GUI (Interactive Mode)	FailFast	Expectation
Container	T	Stop on 1^st Infected Bitstream
Container	F	Stop on 1^st Infected Item
Item	T	Stop on 1^st Infected Bitstream
Item	F	Scan all bitstreams

Command Line
Container	T	Report on 1^st infected bitstream within an item/Scan all contained Items
Container	F	Report on all infected bitstreams/Scan all contained Items
Item	T	Report on 1^st infected bitstream
Item	F	Report on all infected bitstreams

Link Checkers

Two link checker tasks, BasicLinkChecker and MetadataValueLinkChecker can be used to check for broken or unresolvable links appearing in item metadata.

This task is intended as a prototype / example for developers and administrators who are new to the curation system.

These tasks are not configurable.

Basic Link Checker

BasicLinkChecker iterates over all metadata fields ending in "uri" (eg. dc.relation.uri, dc.identifier.uri, dc.source.uri ...), attempts a GET to the value of the field, and checks for a 200 OK response.
Results are reported in a simple "one row per link" format.

Metadata Value Link Checker

MetadataValueLinkChecker parses all metadata fields for valid HTTP URLs, attempts a GET to those URLs, and checks for a 200 OK response.
Results are reported in a simple "one row per link" format.

Microsoft Translator

Microsoft Translator uses the Microsoft Translate API to translate metadata values from one source language into one or more target languages.
This task cab be configured to process particular fields, and use a default language if no authoritative language for an item can be found.
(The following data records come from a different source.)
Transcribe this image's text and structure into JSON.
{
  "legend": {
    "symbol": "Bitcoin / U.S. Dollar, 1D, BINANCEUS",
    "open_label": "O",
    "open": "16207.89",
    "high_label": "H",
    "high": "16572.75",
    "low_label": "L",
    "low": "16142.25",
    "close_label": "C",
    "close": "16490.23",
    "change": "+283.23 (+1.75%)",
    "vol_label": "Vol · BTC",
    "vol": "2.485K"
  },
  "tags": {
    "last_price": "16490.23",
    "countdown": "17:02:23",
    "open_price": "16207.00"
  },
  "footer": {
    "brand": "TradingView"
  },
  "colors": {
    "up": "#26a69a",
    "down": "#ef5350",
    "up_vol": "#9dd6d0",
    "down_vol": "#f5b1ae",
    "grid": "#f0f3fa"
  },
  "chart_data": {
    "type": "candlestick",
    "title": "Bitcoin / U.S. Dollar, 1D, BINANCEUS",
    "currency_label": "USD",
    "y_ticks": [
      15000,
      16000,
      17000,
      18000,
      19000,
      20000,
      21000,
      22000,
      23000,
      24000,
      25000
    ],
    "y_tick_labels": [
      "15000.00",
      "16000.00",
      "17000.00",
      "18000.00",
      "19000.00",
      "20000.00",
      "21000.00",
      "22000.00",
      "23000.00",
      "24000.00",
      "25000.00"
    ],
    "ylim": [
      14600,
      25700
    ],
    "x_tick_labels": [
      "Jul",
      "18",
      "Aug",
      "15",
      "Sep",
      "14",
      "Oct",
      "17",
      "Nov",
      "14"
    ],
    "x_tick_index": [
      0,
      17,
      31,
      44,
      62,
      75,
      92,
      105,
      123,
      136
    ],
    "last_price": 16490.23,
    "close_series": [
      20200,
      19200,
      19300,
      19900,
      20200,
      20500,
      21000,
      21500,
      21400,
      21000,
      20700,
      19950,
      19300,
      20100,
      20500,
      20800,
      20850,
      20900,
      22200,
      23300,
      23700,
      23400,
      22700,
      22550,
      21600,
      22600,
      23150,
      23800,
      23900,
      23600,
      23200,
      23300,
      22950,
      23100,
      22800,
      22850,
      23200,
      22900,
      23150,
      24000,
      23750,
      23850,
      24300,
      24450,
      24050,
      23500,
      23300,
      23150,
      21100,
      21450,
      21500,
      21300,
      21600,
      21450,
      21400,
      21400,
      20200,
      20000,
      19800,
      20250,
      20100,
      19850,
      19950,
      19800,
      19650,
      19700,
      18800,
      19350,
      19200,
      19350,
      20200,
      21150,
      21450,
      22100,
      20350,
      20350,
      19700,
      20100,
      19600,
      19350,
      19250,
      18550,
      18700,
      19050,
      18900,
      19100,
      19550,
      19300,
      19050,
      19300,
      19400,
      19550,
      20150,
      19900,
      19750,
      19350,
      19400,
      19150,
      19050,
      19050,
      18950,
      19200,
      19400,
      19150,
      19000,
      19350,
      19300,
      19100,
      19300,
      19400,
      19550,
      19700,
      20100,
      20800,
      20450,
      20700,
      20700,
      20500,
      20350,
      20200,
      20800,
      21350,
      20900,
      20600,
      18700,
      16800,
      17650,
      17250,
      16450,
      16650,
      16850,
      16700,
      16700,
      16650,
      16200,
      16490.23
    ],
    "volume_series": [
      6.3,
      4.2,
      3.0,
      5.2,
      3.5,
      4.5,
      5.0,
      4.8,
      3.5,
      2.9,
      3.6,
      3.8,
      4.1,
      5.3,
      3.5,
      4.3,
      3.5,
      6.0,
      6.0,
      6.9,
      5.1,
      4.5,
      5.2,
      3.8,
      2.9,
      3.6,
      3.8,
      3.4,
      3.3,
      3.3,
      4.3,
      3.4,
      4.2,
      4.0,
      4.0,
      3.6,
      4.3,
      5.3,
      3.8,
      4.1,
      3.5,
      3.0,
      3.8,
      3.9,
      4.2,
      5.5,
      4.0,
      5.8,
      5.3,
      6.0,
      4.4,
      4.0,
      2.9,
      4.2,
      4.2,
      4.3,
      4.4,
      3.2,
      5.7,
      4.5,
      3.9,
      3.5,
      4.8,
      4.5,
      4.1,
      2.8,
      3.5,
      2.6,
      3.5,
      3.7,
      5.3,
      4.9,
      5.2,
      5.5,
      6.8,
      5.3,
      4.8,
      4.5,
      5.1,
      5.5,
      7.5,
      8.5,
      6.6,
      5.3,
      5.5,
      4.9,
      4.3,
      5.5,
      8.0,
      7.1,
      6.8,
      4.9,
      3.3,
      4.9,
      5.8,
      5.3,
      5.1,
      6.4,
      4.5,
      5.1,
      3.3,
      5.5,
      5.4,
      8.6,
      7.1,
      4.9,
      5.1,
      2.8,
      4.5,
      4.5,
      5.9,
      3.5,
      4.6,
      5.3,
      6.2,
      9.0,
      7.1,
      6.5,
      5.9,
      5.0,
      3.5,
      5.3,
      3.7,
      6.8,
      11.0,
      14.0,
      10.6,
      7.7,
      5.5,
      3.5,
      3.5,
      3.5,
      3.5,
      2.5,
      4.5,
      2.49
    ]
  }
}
Bing API v2 key is needed.

MicrosoftTranslator extends the more generic AbstractTranslator. This now seems wasteful, but a GoogleTranslator had also been written to extend AbstractTranslator. Unfortunately, Google has announced they are decommissioning free Translate API service, so this task hasn't been included in DSpace's general set of curation tasks.

Translated fields are added in addition to any existing fields, with the target language code in the 'language' column. This means that running a task multiple times over one item with the same configuration could result in duplicate metadata.